Apartheid is global: a system organised around who owns, who lends, who takes — and who decides who lives.
No technocratic fix will rebalance an economy structured this way. It will only change through struggle.
And when people demand bread, land, dignity, sovereignty, the security apparatus of extreme wealth answers swiftly: batons, prisons, sanctions, border walls, and war.
Scarcity for the many requires violence. Supply chains are guarded, migrants criminalised, workers disciplined, and whole regions turned into sacrifice zones. Global apartheid travels with an armed escort.
Our world — with extreme wealth, extreme violence, and extreme heat — is hardening by the day.
Yet the story does not end there.

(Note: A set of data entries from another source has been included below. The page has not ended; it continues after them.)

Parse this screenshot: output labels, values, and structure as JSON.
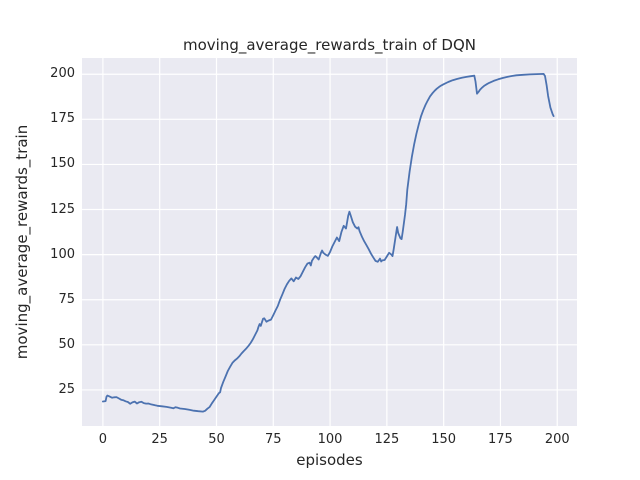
{
  "chart_data": {
    "type": "line",
    "title": "moving_average_rewards_train of DQN",
    "xlabel": "episodes",
    "ylabel": "moving_average_rewards_train",
    "x_ticks": [
      0,
      25,
      50,
      75,
      100,
      125,
      150,
      175,
      200
    ],
    "y_ticks": [
      25,
      50,
      75,
      100,
      125,
      150,
      175,
      200
    ],
    "xlim": [
      -9.2,
      208.7
    ],
    "ylim": [
      5.0,
      209.0
    ],
    "grid": true,
    "legend_position": "none",
    "colors": {
      "axes_background": "#eaeaf2",
      "gridline": "#ffffff",
      "line": "#4c72b0",
      "text": "#262626",
      "figure_background": "#ffffff"
    },
    "series": [
      {
        "name": "moving_average_rewards_train",
        "color": "#4c72b0",
        "points": [
          [
            0,
            18.6
          ],
          [
            1.2,
            18.8
          ],
          [
            1.6,
            21.2
          ],
          [
            2,
            21.9
          ],
          [
            3,
            21.3
          ],
          [
            4,
            20.7
          ],
          [
            5,
            20.9
          ],
          [
            6,
            21.0
          ],
          [
            7,
            20.3
          ],
          [
            8,
            19.6
          ],
          [
            9,
            19.3
          ],
          [
            10,
            18.7
          ],
          [
            11,
            18.3
          ],
          [
            12,
            17.3
          ],
          [
            13,
            18.1
          ],
          [
            14,
            18.5
          ],
          [
            15,
            17.5
          ],
          [
            16,
            18.2
          ],
          [
            17,
            18.4
          ],
          [
            18,
            17.7
          ],
          [
            19,
            17.4
          ],
          [
            20,
            17.5
          ],
          [
            21,
            17.1
          ],
          [
            22,
            16.8
          ],
          [
            23,
            16.5
          ],
          [
            24,
            16.2
          ],
          [
            26,
            15.9
          ],
          [
            28,
            15.6
          ],
          [
            30,
            15.1
          ],
          [
            31,
            14.8
          ],
          [
            32,
            15.4
          ],
          [
            33,
            15.1
          ],
          [
            34,
            14.7
          ],
          [
            36,
            14.4
          ],
          [
            38,
            14.0
          ],
          [
            40,
            13.5
          ],
          [
            42,
            13.2
          ],
          [
            44,
            13.0
          ],
          [
            45,
            13.4
          ],
          [
            46,
            14.6
          ],
          [
            47,
            15.6
          ],
          [
            48,
            17.6
          ],
          [
            49,
            19.4
          ],
          [
            50,
            21.3
          ],
          [
            51,
            23.2
          ],
          [
            51.6,
            23.7
          ],
          [
            52,
            26.0
          ],
          [
            53,
            29.5
          ],
          [
            54,
            32.5
          ],
          [
            55,
            35.5
          ],
          [
            56,
            37.8
          ],
          [
            57,
            40.0
          ],
          [
            58,
            41.3
          ],
          [
            59,
            42.3
          ],
          [
            60,
            43.6
          ],
          [
            61,
            45.2
          ],
          [
            62,
            46.5
          ],
          [
            63,
            47.8
          ],
          [
            64,
            49.3
          ],
          [
            65,
            51.0
          ],
          [
            66,
            53.0
          ],
          [
            67,
            55.5
          ],
          [
            68,
            58.0
          ],
          [
            68.5,
            60.0
          ],
          [
            69,
            61.5
          ],
          [
            69.5,
            60.5
          ],
          [
            70,
            62.5
          ],
          [
            70.5,
            64.5
          ],
          [
            71,
            64.7
          ],
          [
            72,
            62.8
          ],
          [
            73,
            63.5
          ],
          [
            74,
            64.0
          ],
          [
            75,
            66.5
          ],
          [
            76,
            69.0
          ],
          [
            77,
            71.5
          ],
          [
            78,
            75.0
          ],
          [
            79,
            78.0
          ],
          [
            80,
            81.0
          ],
          [
            81,
            83.5
          ],
          [
            82,
            85.5
          ],
          [
            83,
            86.8
          ],
          [
            84,
            85.2
          ],
          [
            85,
            87.3
          ],
          [
            86,
            86.5
          ],
          [
            87,
            88.0
          ],
          [
            88,
            90.5
          ],
          [
            89,
            93.0
          ],
          [
            90,
            95.0
          ],
          [
            91,
            95.5
          ],
          [
            91.5,
            94.0
          ],
          [
            92,
            96.5
          ],
          [
            93,
            98.5
          ],
          [
            93.5,
            99.2
          ],
          [
            94,
            98.7
          ],
          [
            95,
            97.3
          ],
          [
            96,
            101.0
          ],
          [
            96.5,
            102.3
          ],
          [
            97,
            101.0
          ],
          [
            98,
            100.0
          ],
          [
            99,
            99.3
          ],
          [
            100,
            101.5
          ],
          [
            101,
            104.5
          ],
          [
            102,
            107.0
          ],
          [
            103,
            109.5
          ],
          [
            104,
            107.5
          ],
          [
            105,
            112.5
          ],
          [
            106,
            116.0
          ],
          [
            107,
            114.5
          ],
          [
            108,
            121.5
          ],
          [
            108.5,
            123.8
          ],
          [
            109,
            122.0
          ],
          [
            110,
            118.0
          ],
          [
            111,
            115.5
          ],
          [
            112,
            114.5
          ],
          [
            112.5,
            115.2
          ],
          [
            113,
            113.0
          ],
          [
            114,
            110.0
          ],
          [
            115,
            107.5
          ],
          [
            116,
            105.3
          ],
          [
            117,
            103.0
          ],
          [
            118,
            100.5
          ],
          [
            119,
            98.5
          ],
          [
            120,
            96.5
          ],
          [
            121,
            96.0
          ],
          [
            122,
            97.8
          ],
          [
            122.5,
            96.2
          ],
          [
            123,
            96.8
          ],
          [
            124,
            97.0
          ],
          [
            125,
            99.0
          ],
          [
            126,
            101.0
          ],
          [
            127,
            100.0
          ],
          [
            127.5,
            99.2
          ],
          [
            128,
            103.0
          ],
          [
            129,
            111.0
          ],
          [
            129.5,
            115.3
          ],
          [
            130,
            112.0
          ],
          [
            131,
            109.0
          ],
          [
            131.5,
            108.6
          ],
          [
            132,
            113.0
          ],
          [
            133,
            122.0
          ],
          [
            133.5,
            128.0
          ],
          [
            134,
            136.0
          ],
          [
            135,
            146.0
          ],
          [
            136,
            154.0
          ],
          [
            137,
            161.0
          ],
          [
            138,
            167.0
          ],
          [
            139,
            172.0
          ],
          [
            140,
            176.5
          ],
          [
            141,
            180.0
          ],
          [
            142,
            183.0
          ],
          [
            143,
            185.5
          ],
          [
            144,
            187.7
          ],
          [
            145,
            189.4
          ],
          [
            146,
            190.8
          ],
          [
            147,
            192.0
          ],
          [
            148,
            193.0
          ],
          [
            149,
            193.8
          ],
          [
            150,
            194.5
          ],
          [
            152,
            195.7
          ],
          [
            154,
            196.7
          ],
          [
            156,
            197.4
          ],
          [
            158,
            198.0
          ],
          [
            160,
            198.5
          ],
          [
            162,
            198.9
          ],
          [
            163.5,
            199.2
          ],
          [
            164,
            196.0
          ],
          [
            164.7,
            189.2
          ],
          [
            165.5,
            190.5
          ],
          [
            166,
            191.4
          ],
          [
            167,
            192.7
          ],
          [
            168,
            193.7
          ],
          [
            169,
            194.5
          ],
          [
            170,
            195.2
          ],
          [
            172,
            196.3
          ],
          [
            174,
            197.2
          ],
          [
            176,
            197.9
          ],
          [
            178,
            198.5
          ],
          [
            180,
            199.0
          ],
          [
            182,
            199.4
          ],
          [
            185,
            199.7
          ],
          [
            188,
            199.9
          ],
          [
            191,
            200.1
          ],
          [
            194,
            200.2
          ],
          [
            194.6,
            199.0
          ],
          [
            195.3,
            194.0
          ],
          [
            196,
            188.0
          ],
          [
            197,
            181.5
          ],
          [
            198,
            177.8
          ],
          [
            198.4,
            176.8
          ]
        ]
      }
    ]
  }
}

Across the world, people continue to prove that deprivation is political — and reversible.
Kerala, an Indian state with modest income levels, has eliminated extreme poverty through sustained public investment in health and education, targeted guarantees, and local democratic planning. China has lifted 800 million people out of poverty in two generations — the largest poverty reduction in human history. The results are written on bodies as well as balance sheets: children are taller, healthier, and living longer lives.
These victories show what organised public power can do. The powerful insist this order is permanent. The evidence says otherwise. Inequality is produced by policy and power; it can be reduced by policy and power. That is the task before us.
2026 has begun at a disorientating pace. History is moving at a pace. The crises are converging. The Progressive International exists to help assemble the forces capable of meeting this moment: linking struggles for wages to those against debt; land to climate justice; public services to public ownership; national liberation to an internationalist strategy.
Global apartheid will not soften on its own. It will either be dismantled — or deepen, militarise, and destroy.
To bend the arc of rapidly moving history towards justice, there is no shortcut. We must organise across borders. We build institutions that outlast repression. We defend one another. We forge the counter-power needed to defeat the Reactionary International and build a new order.
The world we need will not be granted. We will have to seize it.